In a letter to the Fulton County Daily Report, Bramlett said that the Bar, while hosting the national championship, has no authority to arrange the mock trial schedule to accommodate the Jewish team. The contract between the Bar and the National High School Mock Trial Championship, or NHSMTC, "imposes clear obligations on the State Bar of Georgia to perform our host responsibilities strictly in conformance with the schedule established by the NHSMTC," Bramlett wrote. "There is no wiggle room. We have no legal basis to compel NHSMTC to make any scheduling change. And we face onerous financial penalties for withdrawing our support of the event at the 11th hour."
According to its contract, the Bar would forfeit $50,000 if it failed to host the event except for "acts of God, war, disaster, strikes, civil disturbance, or other emergency making it illegal or impossible for the host to host the event."

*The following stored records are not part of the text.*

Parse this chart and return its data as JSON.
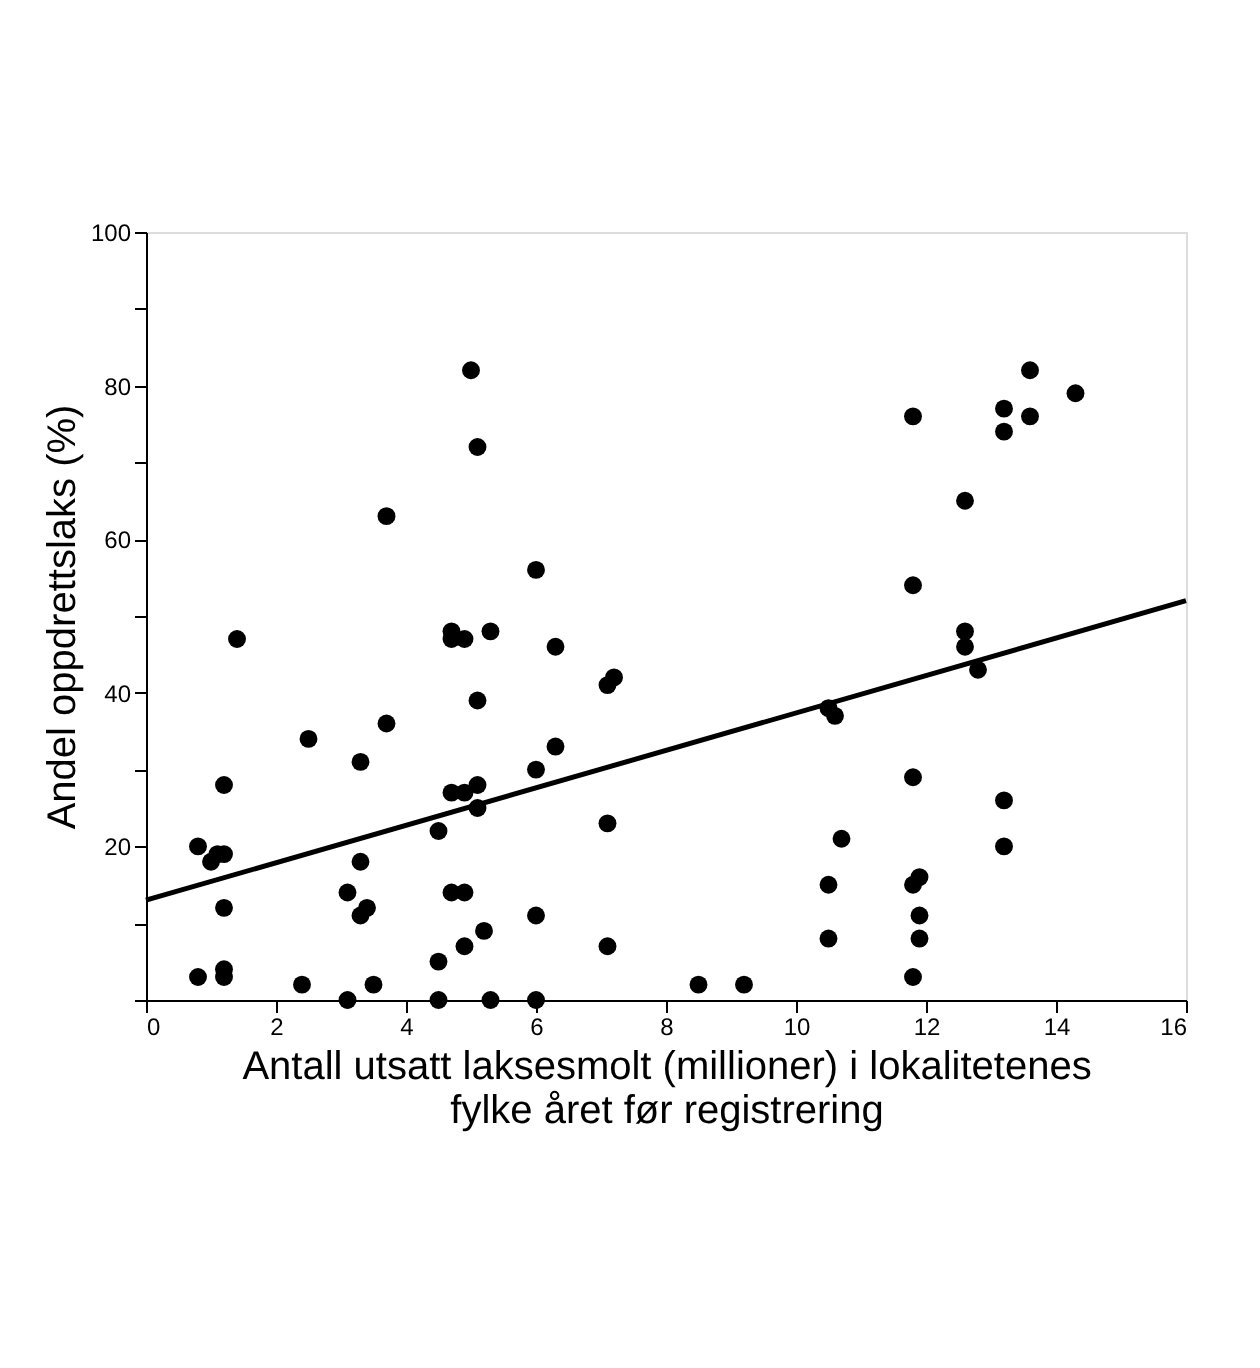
{
  "chart_data": {
    "type": "scatter",
    "xlabel": "Antall utsatt laksesmolt (millioner) i lokalitetenes\nfylke året før registrering",
    "ylabel": "Andel oppdrettslaks (%)",
    "xlim": [
      0,
      16
    ],
    "ylim": [
      0,
      100
    ],
    "xticks": [
      0,
      2,
      4,
      6,
      8,
      10,
      12,
      14,
      16
    ],
    "yticks": [
      {
        "value": 0,
        "label": null
      },
      {
        "value": 10,
        "label": null
      },
      20,
      {
        "value": 30,
        "label": null
      },
      40,
      {
        "value": 50,
        "label": null
      },
      60,
      {
        "value": 70,
        "label": null
      },
      80,
      {
        "value": 90,
        "label": null
      },
      100
    ],
    "grid": false,
    "marker": "circle",
    "series": [
      {
        "color": "#000000",
        "x": [
          0.8,
          0.8,
          1.0,
          1.1,
          1.2,
          1.2,
          1.2,
          1.2,
          1.2,
          1.4,
          2.5,
          2.4,
          3.1,
          3.3,
          3.3,
          3.3,
          3.4,
          3.5,
          3.1,
          3.7,
          3.7,
          4.5,
          4.5,
          4.5,
          4.7,
          4.7,
          4.7,
          4.7,
          4.9,
          4.9,
          4.9,
          4.9,
          5.0,
          5.1,
          5.1,
          5.1,
          5.1,
          5.2,
          5.3,
          5.3,
          6.0,
          6.0,
          6.0,
          6.0,
          6.3,
          6.3,
          7.1,
          7.2,
          7.1,
          7.1,
          8.5,
          9.2,
          10.5,
          10.6,
          10.5,
          10.5,
          10.7,
          11.8,
          11.8,
          11.8,
          11.8,
          11.9,
          11.9,
          11.9,
          11.8,
          12.6,
          12.6,
          12.6,
          12.8,
          13.2,
          13.2,
          13.2,
          13.2,
          13.6,
          13.6,
          14.3
        ],
        "values": [
          20,
          3,
          18,
          19,
          19,
          28,
          12,
          4,
          3,
          47,
          34,
          2,
          14,
          11,
          18,
          31,
          12,
          2,
          0,
          63,
          36,
          22,
          5,
          0,
          48,
          47,
          27,
          14,
          47,
          27,
          14,
          7,
          82,
          72,
          39,
          28,
          25,
          9,
          48,
          0,
          56,
          30,
          11,
          0,
          46,
          33,
          41,
          42,
          23,
          7,
          2,
          2,
          38,
          37,
          15,
          8,
          21,
          76,
          54,
          29,
          15,
          16,
          11,
          8,
          3,
          65,
          48,
          46,
          43,
          77,
          74,
          26,
          20,
          82,
          76,
          79
        ]
      },
      {
        "type": "line",
        "marker": "none",
        "color": "#000000",
        "x": [
          0,
          16
        ],
        "values": [
          13,
          52
        ]
      }
    ]
  }
}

Bramlett also suggested in an interview Tuesday with the Fulton County Daily Report that the State Bar's membership is divided on the question of how the Bar should respond to the controversy. "I can't tell you how many communications I've received from various of my 40,000 members, all of whom have strong opinions," he said. "Not all the opinions line up."

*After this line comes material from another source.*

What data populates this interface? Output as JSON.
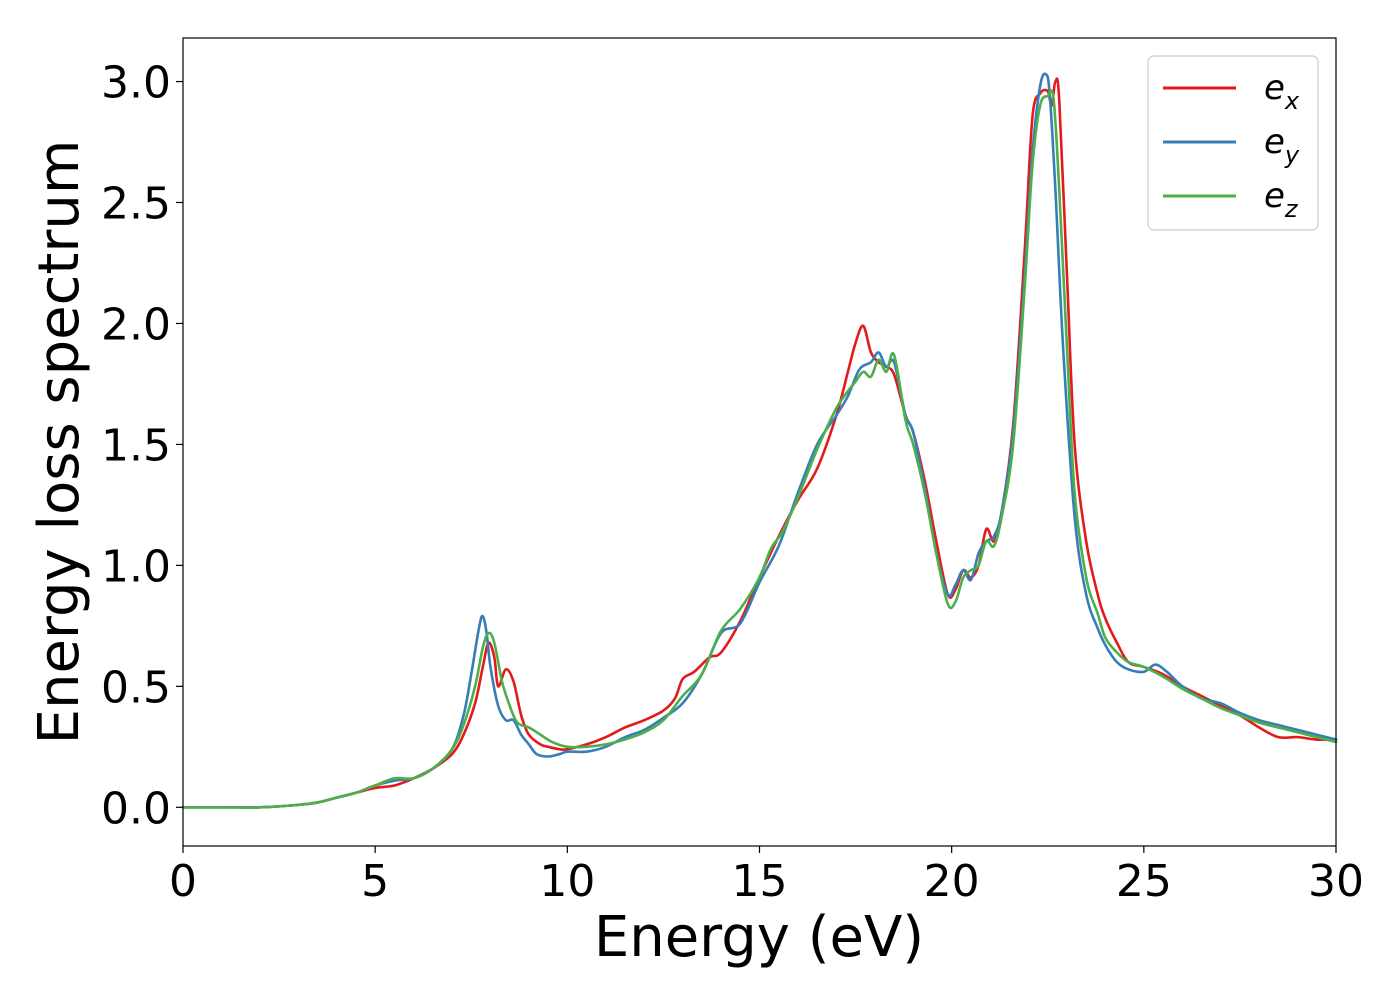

Bramlett said that until the national mock trial board rejected the Massachusetts team's request to accommodate their observance of the Sabbath he had been unaware that the same issue had arisen in 2005 in North Carolina.

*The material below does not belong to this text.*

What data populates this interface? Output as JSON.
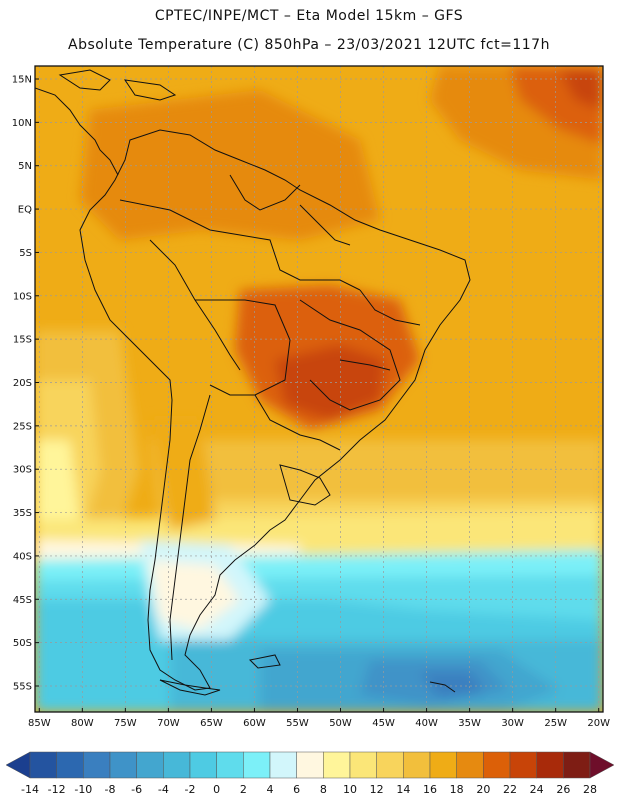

That year, the Torah Academy of Bergen County -- an Orthodox Jewish private school -- won the New Jersey championship, said New York attorney Daniel D. Edelman, a Maimonides alumnus whose wife teaches at the Torah Academy. When the New Jersey team asked that the mock trial schedule would allow for the team to observe the Sabbath on Saturday, the national office initially refused, Edelman explained.
That refusal followed six years of contacts with the mock trial board by New Jersey's bar association, which had foreseen that one of the state's religious schools might soon win the state championship and would require an adjustment to the national championship's established Friday-Saturday trial schedule, Edelman said. The national mock trial board had rejected those overtures, he added.
But the North Carolina trial lawyers association disagreed with the mock trial national board, Edelman explained, and over the national board's objections, reconfigured the mock trial schedule so that Torah Academy could compete in one round Thursday night and three rounds Friday as opposed to the previously scheduled two rounds on Friday and two rounds on Saturday. Only two trials were affected by the change in schedule, he said. The New Jersey team subsequently placed 38th in the national competition.
Board Chairman Wheeler explained that his board "was not pleased with the change in the competitive schedule" which he said the North Carolina hosts "presented to us as an accomplished fact" informing the board that "this was the schedule or there would be no competition. The board grudgingly went along with that."
But following the 2005 competition, Wheeler said the board moved to "tighten up the host agreement to try to remove that kind of wiggle room that allowed the [North Carolina] host to do that" and to summarily reject any future religious accommodation requests.
"It was not just a matter of moving two trials," Wheeler continued. "It was a ripple effect and how it impacts the playing field for the entire competition. We operate on a system that tries to insure a fair and equal playing field for all 44 teams involved. Any movement away from that schedule causes a ripple effect as to who you face and when you face them."
The national championship has never been held on a Sunday because teams need that day to travel in order to be back in school the following Monday, he said. It is not held during the week because "we have to minimize time away from school."
As a result of the national board's decision, the North Carolina and New Jersey bar associations have withdrawn from the national mock trial championships and have established their own mock trial competition, Edelman said.